For Your Pleasure. Five stars.

So, 1973 gave us the last Roxy Music album before Eno split, and it takes the darkness hinted at on the prior's Ladytron and lets it loose. From album cover in, this is the excessive, even decadent expansion of everything originally presented.

To start, the camp is campier. Do the Strand is essentially a joke song, and wears off as all such numbers will if overplayed. But man, the bridge is killer and the band cooks... Even on silly throwaways the band puts in a five star performance.

Beauty Queen is a poetic, strangely touching end-of-love song. Romance in Ferry's world always seems expensive, glamorous and entirely superficial, yet he really wrings the pathos out of it. This is probably the best song on here, as the band gets to rock out, and Ferry's ballad shines through with fabulous turns of phrase. And his voice is unmatchable.

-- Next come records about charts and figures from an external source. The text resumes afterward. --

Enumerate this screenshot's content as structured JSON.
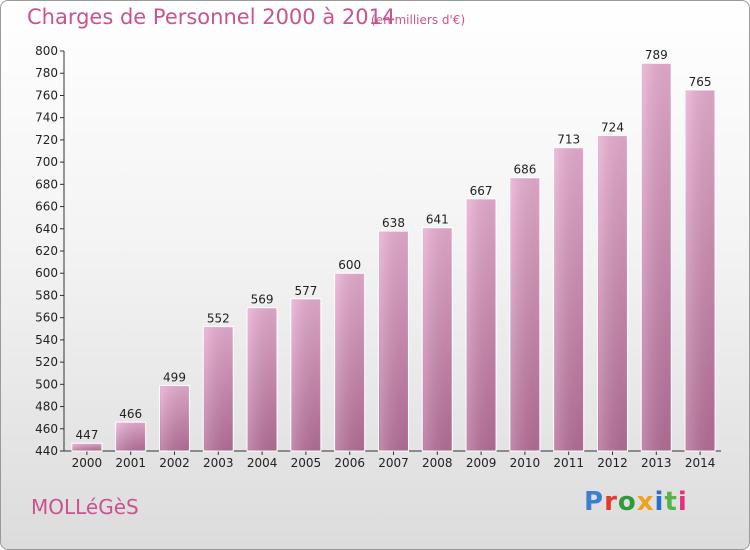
{
  "title": "Charges de Personnel 2000 à 2014",
  "unit_note": "(en milliers d'€)",
  "commune": "MOLLéGèS",
  "logo": {
    "letters": [
      "P",
      "r",
      "o",
      "x",
      "i",
      "t",
      "i"
    ]
  },
  "colors": {
    "title": "#c8538e",
    "bar_light": "#e5a7cb",
    "bar_dark": "#b8709a"
  },
  "chart_data": {
    "type": "bar",
    "title": "Charges de Personnel 2000 à 2014",
    "categories": [
      "2000",
      "2001",
      "2002",
      "2003",
      "2004",
      "2005",
      "2006",
      "2007",
      "2008",
      "2009",
      "2010",
      "2011",
      "2012",
      "2013",
      "2014"
    ],
    "values": [
      447,
      466,
      499,
      552,
      569,
      577,
      600,
      638,
      641,
      667,
      686,
      713,
      724,
      789,
      765
    ],
    "ylim": [
      440,
      800
    ],
    "yticks": [
      440,
      460,
      480,
      500,
      520,
      540,
      560,
      580,
      600,
      620,
      640,
      660,
      680,
      700,
      720,
      740,
      760,
      780,
      800
    ],
    "grid": false,
    "data_labels": true
  }
}
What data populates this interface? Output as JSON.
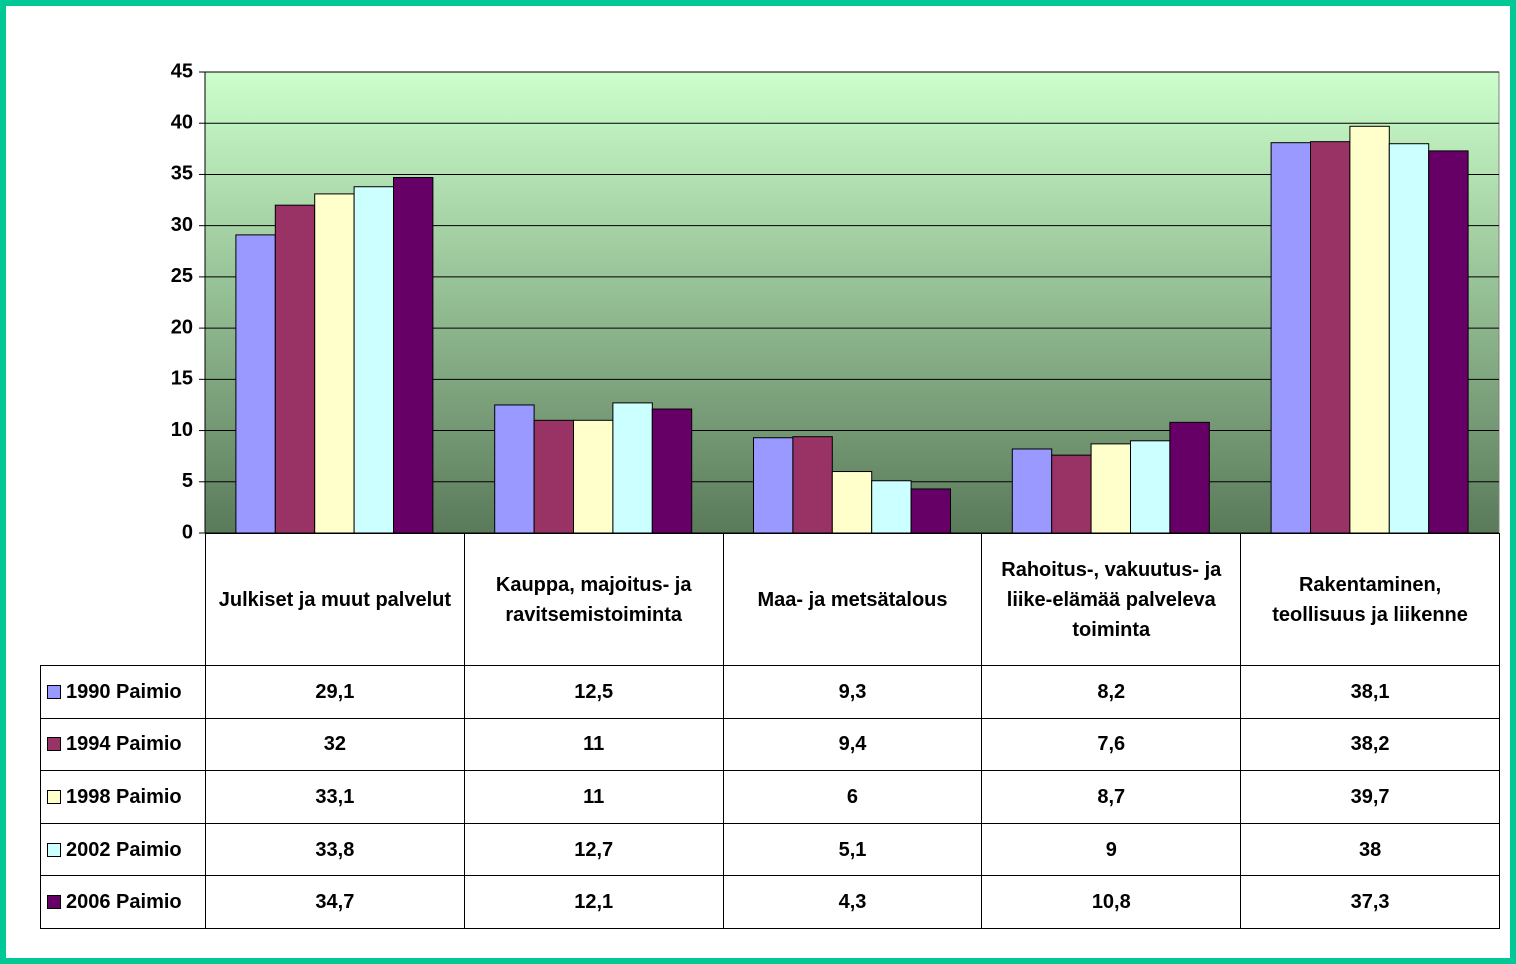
{
  "chart_data": {
    "type": "bar",
    "categories": [
      "Julkiset ja muut palvelut",
      "Kauppa, majoitus- ja ravitsemistoiminta",
      "Maa- ja metsätalous",
      "Rahoitus-, vakuutus- ja liike-elämää palveleva toiminta",
      "Rakentaminen, teollisuus ja liikenne"
    ],
    "series": [
      {
        "name": "1990 Paimio",
        "color": "#9999ff",
        "values": [
          29.1,
          12.5,
          9.3,
          8.2,
          38.1
        ],
        "value_labels": [
          "29,1",
          "12,5",
          "9,3",
          "8,2",
          "38,1"
        ]
      },
      {
        "name": "1994 Paimio",
        "color": "#993366",
        "values": [
          32,
          11,
          9.4,
          7.6,
          38.2
        ],
        "value_labels": [
          "32",
          "11",
          "9,4",
          "7,6",
          "38,2"
        ]
      },
      {
        "name": "1998 Paimio",
        "color": "#ffffcc",
        "values": [
          33.1,
          11,
          6,
          8.7,
          39.7
        ],
        "value_labels": [
          "33,1",
          "11",
          "6",
          "8,7",
          "39,7"
        ]
      },
      {
        "name": "2002 Paimio",
        "color": "#ccffff",
        "values": [
          33.8,
          12.7,
          5.1,
          9,
          38
        ],
        "value_labels": [
          "33,8",
          "12,7",
          "5,1",
          "9",
          "38"
        ]
      },
      {
        "name": "2006 Paimio",
        "color": "#660066",
        "values": [
          34.7,
          12.1,
          4.3,
          10.8,
          37.3
        ],
        "value_labels": [
          "34,7",
          "12,1",
          "4,3",
          "10,8",
          "37,3"
        ]
      }
    ],
    "ylim": [
      0,
      45
    ],
    "yticks": [
      0,
      5,
      10,
      15,
      20,
      25,
      30,
      35,
      40,
      45
    ],
    "grid": true
  }
}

Strictly Confidential is a macabrely rendered deathbed lament (every songwriter has got one of those inside them). It creeps slowly upward, becoming more and more otherworldly. All details are left to the imagination.

Editions of You is an all out, chaotic slice of art-rock with more extreme camp and a great trade-off among lead instruments.

Then there's In Every Dream Home a Heartache, more like spoken word than song. It's a peek into an empty space, a world where the excessively rich have every convenience but no soul. So (the narrator at least) turns to the gothic and perverse right in the middle of suburbia. When the music does kick in it's worth the wait, even though it contains a false stop (and I really hate those).

The Bogus Man is further creepiness, but the least effecting work overall. Oh, it's loungy and strangely upbeat; the brief lyric is about an emotionally stunted man and simmers with undercurrents of stalking and violence. That lasts about four minutes and then we're fed minute after minute (five in all) of instrumental noodling. It doesn't build or go anywhere terribly interesting, it just proceeds aimlessly along. Why?

Grey Lagoons is underrated. A bit celebratory, but it, like Beauty Queen, brims with energy and isn't camp. It's not as good as the earlier track, just because the lyrics are a bit lightweight.

And Eno, I hear you ask? Oh, he's running riot on the title track, a rather sweet last minute note. It does it's fair share of noodling too, but coming at the end and mimicking a sunrise, it goes somewhere and fades out where you can't follow it.

Roxy Music would never sound like this again. Take heart though; their second phase was equal to the first, though only lasting another two albums. Then they caught the most unfortunate of rock's maladies...they sold out. But all those stories will come later. This week, my concern is For Your Pleasure, one of the best CDs they ever made.